Photoelectron imaging of cytoskeletal elements.

The established electron microscope techniques have richly contributed to the current understanding of cytoskeletal structure. The purpose of this paper is to demonstrate the kinds of images of cytoskeletal structures obtained by photoelectron microscopy (PEM or photoelectron imaging), which has only recently been applied utilizes the fact that specimens exposed to UV light emit electrons (the photoelectric effect). These electrons are accelerated and focused to provide a detailed image of the exposed biological surface. There are several interdependent factors involved in imaging the cytoskeletons of cells grown in culture. Since PEM is a surface technique a major consideration is exposure of the structure of interest. A second consideration is the preservation of the three-dimensional integrity of the structures during the specimen preparation, and a third is preservation of antigenicity so that specific structures can be directly identified by antibody labeling methods.

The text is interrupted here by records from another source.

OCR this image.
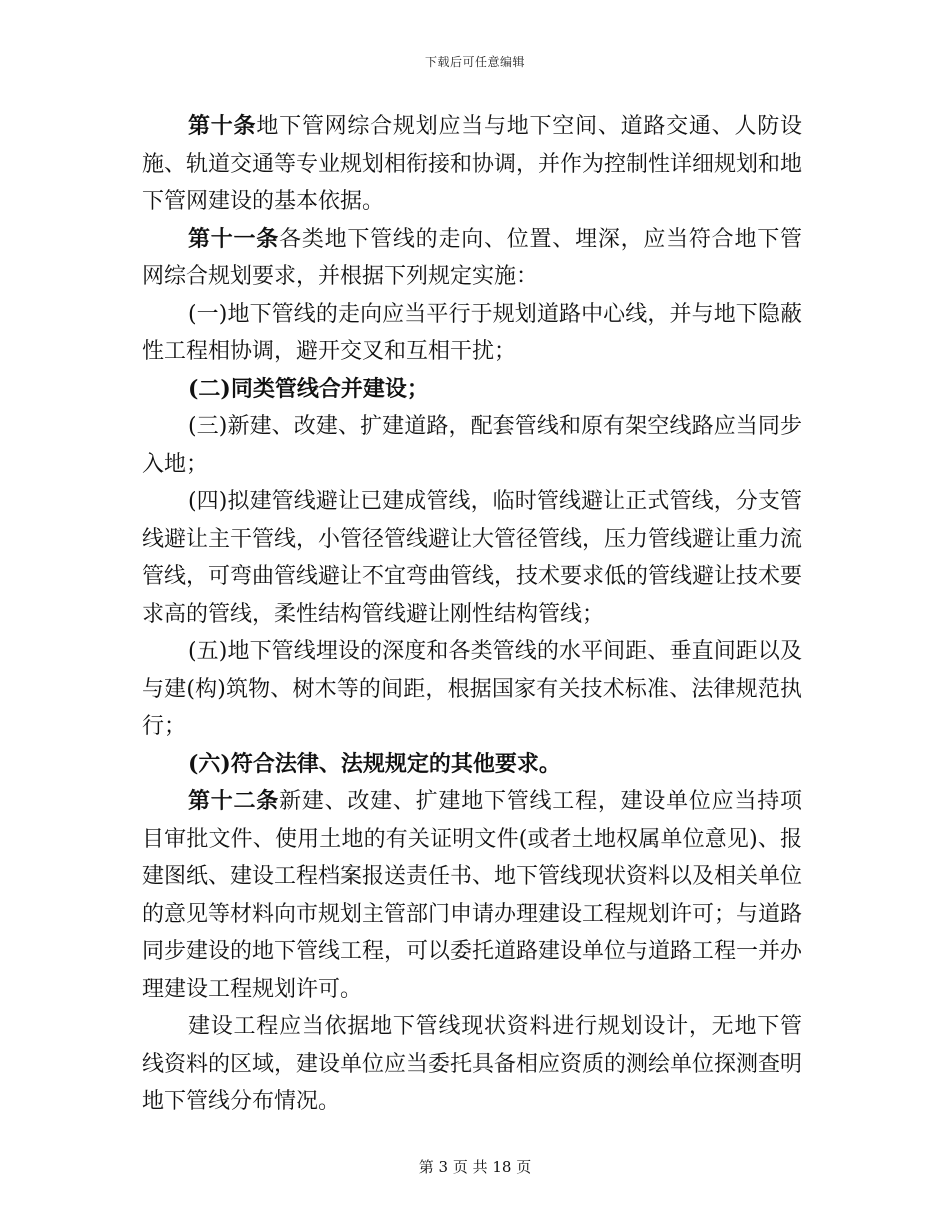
下载后可任意编辑

第十条地下管网综合规划应当与地下空间、道路交通、人防设施、轨道交通等专业规划相衔接和协调，并作为控制性详细规划和地下管网建设的基本依据。

第十一条各类地下管线的走向、位置、埋深，应当符合地下管网综合规划要求，并根据下列规定实施：

(一)地下管线的走向应当平行于规划道路中心线，并与地下隐蔽性工程相协调，避开交叉和互相干扰；

(二)同类管线合并建设；

(三)新建、改建、扩建道路，配套管线和原有架空线路应当同步入地；

(四)拟建管线避让已建成管线，临时管线避让正式管线，分支管线避让主干管线，小管径管线避让大管径管线，压力管线避让重力流管线，可弯曲管线避让不宜弯曲管线，技术要求低的管线避让技术要求高的管线，柔性结构管线避让刚性结构管线；

(五)地下管线埋设的深度和各类管线的水平间距、垂直间距以及与建(构)筑物、树木等的间距，根据国家有关技术标准、法律规范执行；

(六)符合法律、法规规定的其他要求。

第十二条新建、改建、扩建地下管线工程，建设单位应当持项目审批文件、使用土地的有关证明文件(或者土地权属单位意见)、报建图纸、建设工程档案报送责任书、地下管线现状资料以及相关单位的意见等材料向市规划主管部门申请办理建设工程规划许可；与道路同步建设的地下管线工程，可以委托道路建设单位与道路工程一并办理建设工程规划许可。

建设工程应当依据地下管线现状资料进行规划设计，无地下管线资料的区域，建设单位应当委托具备相应资质的测绘单位探测查明地下管线分布情况。

第 3 页 共 18 页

The photoelectron images of Triton-extracted cells reveal a detailed filamentous network of cytoskeletal elements. Prefixation of cells with a crosslinking agent (DTSP) prior to Triton extraction has little or no effect on the final image, whereas brief prefixation with 0.025% glutaraldehyde preserves more of the surface lamina and cytoplasmic organelles such as mitochondria. A comparison of immunofluorescence and photoelectron micrographs of the same cells shows a large correspondence in the fibers observed, and demonstrates the higher resolution of PEM. Direct identification of specific cytoskeletal elements in the photoelectron micrographs is illustrated using microtubule distributions in CV-1 cells by antibody decoration or, more generally, by the use of photoemissive gold markers on antibodies directed against microtubules.